The trending hashtag is a response to the official announcement that the radical Islamist group known as ISIS (the self-proclaimed Islamic State of Iraq and Syria) has successfully ridded the city of Mosul, located in northern Iraq in the biblical region of Nineveh, of its Christian population. The 2,000 year old faith community had little choice than to leave when the radicals threatened to kill them if they refused to convert, pay a tax or leave the city without their belongings.
The letter “N” in the hashtag stands for “Nazarene,” i.e. a Christian, which the Islamists have been branding on the houses of Christians in Arabic for identification purposes. The derogatory tone in using such symbolic lettering blatantly resembles the Nazi tactic of identifying German Jews prior to and during WWII. Speaking to Pope Francis via telephone last Sunday, the Patriarch of the Syriac Catholic Church Ignatius Youssef III Younan called the ISIS efforts a “massive religious cleansing campaign.”
In response, a global outcry has arisen on behalf of Mosul’s Christians including some Muslim communities. Pictures are being shared over the internet, for example, of Christians and Muslims standing side-by-side in Baghdad protesting the extremism in the north.
Along with countless others, the Church of England changed its Twitter profile photo to the Arabic symbol for “N” in order to “stand with those showing solidarity for those Christians being persecuted in Mosul.” (@c_of_e)
Pope Francis has been no less outspoken, and his frequent references to an emerging “ecumenism of blood” over the past year seems to have found concrete expression as a result of the crisis in Mosel.
To see such widespread support for the suffering Christians is an incredible and inspiring thing and it reminds us of the amazing possibility of unity and reconciliation that is born of chaos. But it is also an opportunity to reflect on the meaning of solidarity
, how it shines forth from the heart of the Gospel, and why therefore it is one of the fundamental principles of the Church’s social teachings.
We have to say firstly that most people and most Catholics today are uninformed about what the Church means by solidarity. It should also be said that the participation of so many well-intentioned and genuinely outraged individuals in the #WeAreN movement is not necessarily the full expression of what the Church means by solidarity.
As the Compendium of the Social Doctrine of the Church
states quite clearly, “Solidarity is… not a feeling of vague compassion or shallow distress at the misfortunes of so many people, both near and far. On the contrary, it is a firm and persevering determination to commit oneself to the common good.” (CSDCC, 193)

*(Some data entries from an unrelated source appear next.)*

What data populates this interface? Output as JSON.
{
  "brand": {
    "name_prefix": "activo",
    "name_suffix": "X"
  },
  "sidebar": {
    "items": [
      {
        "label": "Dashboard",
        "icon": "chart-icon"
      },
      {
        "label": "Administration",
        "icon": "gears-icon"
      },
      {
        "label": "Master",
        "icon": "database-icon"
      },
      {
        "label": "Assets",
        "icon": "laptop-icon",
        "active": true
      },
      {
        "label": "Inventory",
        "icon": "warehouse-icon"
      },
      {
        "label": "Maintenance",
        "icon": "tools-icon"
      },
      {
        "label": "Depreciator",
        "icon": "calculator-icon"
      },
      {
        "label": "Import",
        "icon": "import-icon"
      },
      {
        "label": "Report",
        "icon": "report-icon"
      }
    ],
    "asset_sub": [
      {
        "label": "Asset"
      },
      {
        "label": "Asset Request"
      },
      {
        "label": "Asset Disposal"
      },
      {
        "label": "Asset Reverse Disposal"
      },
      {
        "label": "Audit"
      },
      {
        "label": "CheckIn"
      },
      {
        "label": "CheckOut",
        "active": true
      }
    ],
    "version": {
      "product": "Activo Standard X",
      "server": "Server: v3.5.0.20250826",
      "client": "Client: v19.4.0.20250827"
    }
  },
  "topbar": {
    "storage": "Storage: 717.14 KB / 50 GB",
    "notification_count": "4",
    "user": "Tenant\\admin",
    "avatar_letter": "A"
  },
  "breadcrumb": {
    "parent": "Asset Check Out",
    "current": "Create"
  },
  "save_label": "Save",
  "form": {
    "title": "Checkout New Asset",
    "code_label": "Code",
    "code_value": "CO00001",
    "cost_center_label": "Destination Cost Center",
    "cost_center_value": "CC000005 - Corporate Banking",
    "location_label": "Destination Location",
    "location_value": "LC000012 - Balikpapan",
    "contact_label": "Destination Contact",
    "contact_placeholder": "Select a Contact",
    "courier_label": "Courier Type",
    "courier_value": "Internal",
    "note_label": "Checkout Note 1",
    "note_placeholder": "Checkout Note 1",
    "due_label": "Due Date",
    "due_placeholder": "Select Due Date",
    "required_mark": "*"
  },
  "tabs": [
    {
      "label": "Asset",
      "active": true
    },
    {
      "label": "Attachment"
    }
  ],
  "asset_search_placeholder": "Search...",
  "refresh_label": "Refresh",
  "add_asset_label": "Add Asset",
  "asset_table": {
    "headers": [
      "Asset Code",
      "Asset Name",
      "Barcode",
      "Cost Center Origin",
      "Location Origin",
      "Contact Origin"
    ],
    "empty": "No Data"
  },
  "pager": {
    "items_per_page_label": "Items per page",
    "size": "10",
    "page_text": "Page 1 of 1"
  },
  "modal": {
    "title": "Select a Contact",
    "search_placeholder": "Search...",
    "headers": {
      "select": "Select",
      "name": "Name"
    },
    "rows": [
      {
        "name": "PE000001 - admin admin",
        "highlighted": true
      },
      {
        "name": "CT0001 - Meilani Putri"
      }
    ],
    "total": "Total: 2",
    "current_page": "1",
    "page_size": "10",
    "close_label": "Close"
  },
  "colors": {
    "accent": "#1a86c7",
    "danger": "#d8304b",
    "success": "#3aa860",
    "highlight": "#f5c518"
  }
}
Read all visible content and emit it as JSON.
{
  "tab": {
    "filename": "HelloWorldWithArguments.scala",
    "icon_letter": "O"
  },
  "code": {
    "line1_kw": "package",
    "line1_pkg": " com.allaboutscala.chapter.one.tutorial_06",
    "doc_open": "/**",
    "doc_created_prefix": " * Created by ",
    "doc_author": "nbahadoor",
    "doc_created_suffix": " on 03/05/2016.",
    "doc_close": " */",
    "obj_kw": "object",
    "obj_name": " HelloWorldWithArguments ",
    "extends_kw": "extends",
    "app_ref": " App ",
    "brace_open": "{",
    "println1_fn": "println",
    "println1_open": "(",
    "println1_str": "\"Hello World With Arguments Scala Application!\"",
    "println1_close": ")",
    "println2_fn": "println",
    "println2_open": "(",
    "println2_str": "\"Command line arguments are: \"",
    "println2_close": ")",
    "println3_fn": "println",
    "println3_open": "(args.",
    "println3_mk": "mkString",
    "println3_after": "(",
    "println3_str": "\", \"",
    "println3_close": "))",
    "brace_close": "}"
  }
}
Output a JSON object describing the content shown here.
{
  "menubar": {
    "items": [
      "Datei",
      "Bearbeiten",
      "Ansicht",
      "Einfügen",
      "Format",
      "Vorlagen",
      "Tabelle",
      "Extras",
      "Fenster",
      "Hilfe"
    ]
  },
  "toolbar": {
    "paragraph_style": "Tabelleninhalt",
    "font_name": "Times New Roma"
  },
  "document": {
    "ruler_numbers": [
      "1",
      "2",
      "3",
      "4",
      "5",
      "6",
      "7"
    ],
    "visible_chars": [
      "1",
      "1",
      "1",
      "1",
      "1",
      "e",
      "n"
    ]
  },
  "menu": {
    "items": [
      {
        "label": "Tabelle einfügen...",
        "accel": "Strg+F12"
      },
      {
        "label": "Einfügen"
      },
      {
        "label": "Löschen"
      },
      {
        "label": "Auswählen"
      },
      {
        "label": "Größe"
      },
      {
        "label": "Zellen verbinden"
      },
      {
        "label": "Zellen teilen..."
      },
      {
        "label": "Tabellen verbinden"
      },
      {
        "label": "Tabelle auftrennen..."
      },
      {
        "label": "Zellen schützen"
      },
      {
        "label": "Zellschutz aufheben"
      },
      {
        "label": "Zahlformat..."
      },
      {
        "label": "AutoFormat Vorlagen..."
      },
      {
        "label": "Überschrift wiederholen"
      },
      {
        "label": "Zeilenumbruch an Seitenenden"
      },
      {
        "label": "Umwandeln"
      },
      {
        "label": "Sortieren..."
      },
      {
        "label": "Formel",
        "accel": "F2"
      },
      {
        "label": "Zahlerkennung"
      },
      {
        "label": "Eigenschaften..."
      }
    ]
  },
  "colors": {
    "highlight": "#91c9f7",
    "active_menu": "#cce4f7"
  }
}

In other words, solidarity is not a fleeting emotion or a popular reaction to a particular event. For the Church there’s no such thing as a kind of ‘solidarity à la carte,’ as Pope Francis might call it (Evangelii Gaudium, 180). Solidarity means being in it for the long-run; it is recognizing in the great pain and suffering of other human beings the unacceptable lack of justice, inclusiveness and unity that are essential for every human society and our collective progress. Solidarity is “a commitment to the good of one’s neighbor with the readiness, in the Gospel sense, to ‘lose oneself’ for the sake of the other instead of exploiting him, and to ‘serve him’ instead of oppress him for one’s own advantage.” (CSDCC, 193)
In a recent CNS article
, Chaldean Archbishop Amel Shamon Nona of Mosul said that “Words do nothing,” and that his community expects “all Christians to show solidarity with concrete action" and "without being afraid to talk about this tragedy.”
In the same article, Chaldean Auxiliary Bishop Shlemon Warduni of Baghdad said, "We need action first. The world is not bothering with what is happening to Christians in Mosul."
Through a few creative minds and the power of social media, millions of people are becoming aware of the crisis in Mosul and throughout Iraq. The trending hashtag #WeAreN has united Christians, Muslims and many people of good will. The common motivation to participate undoubtedly stems from some form of belief in the fundamental rights and equality of human beings. It is a hopeful sign.
As Christians it is important to go deeper. Solidarity, like being a Christian, is a way of life; it is about action. In fact, it is through the lenses of faith that solidarity transforms into an even more powerful force, ultimately inspiring a person “to take on the specifically Christian dimensions of total gratuity, forgiveness and reconciliation. One’s neighbor is then not only a human being with his or her own rights and a fundamental equality with everyone else, but becomes the living image of God the Father… One’s neighbor must therefore be loved, even if an enemy, with the same love with which the Lord loves him or her.” (CSDCC, 196) Let us pray for our brothers and sisters from Mosul, and that we may have the strength to stand in solidarity with them.